Use the 20-20-20 rule: every 20 minutes, look 20 feet away for 20 seconds. You can also reposition your monitor to be at a 90- degree angle from windows or other direct sources of light to reduce glare. Keep your monitor
at approximately arm’s length (20-26 inches). And remember to blink! We tend to blink less often when looking at screens, but blinking is important to keep the eye moist and can help reduce strain, fatigue, and dry eyes.
Know your eye safety hazards.
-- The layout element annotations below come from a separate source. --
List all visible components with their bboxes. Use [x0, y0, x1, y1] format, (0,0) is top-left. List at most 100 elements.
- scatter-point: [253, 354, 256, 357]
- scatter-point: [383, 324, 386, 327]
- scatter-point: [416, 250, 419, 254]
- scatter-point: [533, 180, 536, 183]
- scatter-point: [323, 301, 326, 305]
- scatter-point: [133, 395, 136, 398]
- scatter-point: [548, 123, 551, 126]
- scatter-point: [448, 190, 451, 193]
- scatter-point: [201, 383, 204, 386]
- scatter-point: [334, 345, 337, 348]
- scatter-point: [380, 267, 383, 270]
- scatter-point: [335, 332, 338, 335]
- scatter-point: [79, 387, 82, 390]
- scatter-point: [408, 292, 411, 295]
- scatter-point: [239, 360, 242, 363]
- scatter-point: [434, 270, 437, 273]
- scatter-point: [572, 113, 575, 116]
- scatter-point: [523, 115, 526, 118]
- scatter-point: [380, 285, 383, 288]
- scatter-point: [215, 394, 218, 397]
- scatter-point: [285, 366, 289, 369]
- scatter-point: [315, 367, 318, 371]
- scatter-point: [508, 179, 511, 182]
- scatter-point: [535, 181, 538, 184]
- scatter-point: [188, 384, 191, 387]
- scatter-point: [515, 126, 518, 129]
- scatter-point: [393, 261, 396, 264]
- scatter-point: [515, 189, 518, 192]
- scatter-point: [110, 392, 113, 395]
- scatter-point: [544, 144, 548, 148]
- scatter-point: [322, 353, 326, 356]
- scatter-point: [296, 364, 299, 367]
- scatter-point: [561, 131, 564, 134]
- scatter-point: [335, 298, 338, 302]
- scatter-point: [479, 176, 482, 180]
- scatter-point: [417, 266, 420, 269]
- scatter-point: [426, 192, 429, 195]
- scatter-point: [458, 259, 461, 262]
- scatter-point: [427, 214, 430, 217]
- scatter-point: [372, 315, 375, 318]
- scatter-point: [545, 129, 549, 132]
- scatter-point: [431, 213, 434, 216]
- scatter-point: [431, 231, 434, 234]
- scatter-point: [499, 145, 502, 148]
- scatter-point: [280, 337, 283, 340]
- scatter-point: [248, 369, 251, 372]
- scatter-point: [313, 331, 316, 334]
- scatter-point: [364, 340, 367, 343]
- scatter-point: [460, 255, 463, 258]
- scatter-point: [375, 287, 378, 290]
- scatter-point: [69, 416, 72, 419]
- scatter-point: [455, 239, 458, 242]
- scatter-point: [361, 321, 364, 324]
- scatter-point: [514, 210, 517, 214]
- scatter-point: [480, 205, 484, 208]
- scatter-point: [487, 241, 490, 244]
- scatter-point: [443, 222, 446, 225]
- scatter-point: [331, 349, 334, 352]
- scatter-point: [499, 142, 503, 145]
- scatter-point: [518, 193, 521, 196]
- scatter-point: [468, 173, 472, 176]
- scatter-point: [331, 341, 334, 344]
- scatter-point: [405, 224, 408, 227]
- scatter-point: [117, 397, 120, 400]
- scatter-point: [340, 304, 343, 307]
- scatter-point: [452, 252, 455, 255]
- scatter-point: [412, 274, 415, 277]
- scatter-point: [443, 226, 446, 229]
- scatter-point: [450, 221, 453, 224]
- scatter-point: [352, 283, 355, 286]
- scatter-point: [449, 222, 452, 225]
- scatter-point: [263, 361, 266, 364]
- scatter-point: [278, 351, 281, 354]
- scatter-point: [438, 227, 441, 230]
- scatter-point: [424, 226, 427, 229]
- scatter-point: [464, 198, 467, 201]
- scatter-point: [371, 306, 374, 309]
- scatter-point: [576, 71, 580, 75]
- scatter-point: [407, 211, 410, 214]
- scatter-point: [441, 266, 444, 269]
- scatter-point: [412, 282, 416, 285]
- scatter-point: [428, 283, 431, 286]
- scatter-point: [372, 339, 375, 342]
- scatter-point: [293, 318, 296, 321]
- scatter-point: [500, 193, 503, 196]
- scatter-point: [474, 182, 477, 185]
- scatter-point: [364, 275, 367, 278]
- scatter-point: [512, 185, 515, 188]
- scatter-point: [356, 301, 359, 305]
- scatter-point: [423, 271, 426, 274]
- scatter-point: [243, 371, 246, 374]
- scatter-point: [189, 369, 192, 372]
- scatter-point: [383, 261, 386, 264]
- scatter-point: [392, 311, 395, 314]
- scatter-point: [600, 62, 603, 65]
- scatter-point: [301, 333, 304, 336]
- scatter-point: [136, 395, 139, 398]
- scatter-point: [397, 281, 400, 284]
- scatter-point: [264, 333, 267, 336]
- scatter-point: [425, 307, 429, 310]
Do you work with chemicals or other hazardous liquids that could splash? Do you work with power tools that cause debris or fine particles in the air? Is the majority of your workday spent at the computer? Take some time to evaluate all of your job tasks and whether they pose eye safety hazards. Employers can also have an eye hazard assessment performed.
Wear proper eye protection for the job. Safety goggles with side shields, full face shields, and welding masks are all examples of eye protection, but the job you are doing and the materials you are working with will determine which type should be used. Eye protection should be stored in a sanitary manner and should be replaced if damaged. Check your protective gear before each use to ensure it is in good condition and that it is fitted to you properly.
Keep visitors and coworkers safe. If site visitors or staff who work in a different area will be traveling through an area with eye safety hazards, ensure that they also have the proper eye protection for the hazards they will be exposed to.
Use machine guards, screens, or other engineering controls. While proper PPE is crucial to preventing many injuries, using external engineering controls such as machine guards or screens will add an additional layer of protection. Ensure these are installed correctly and are in place before starting work.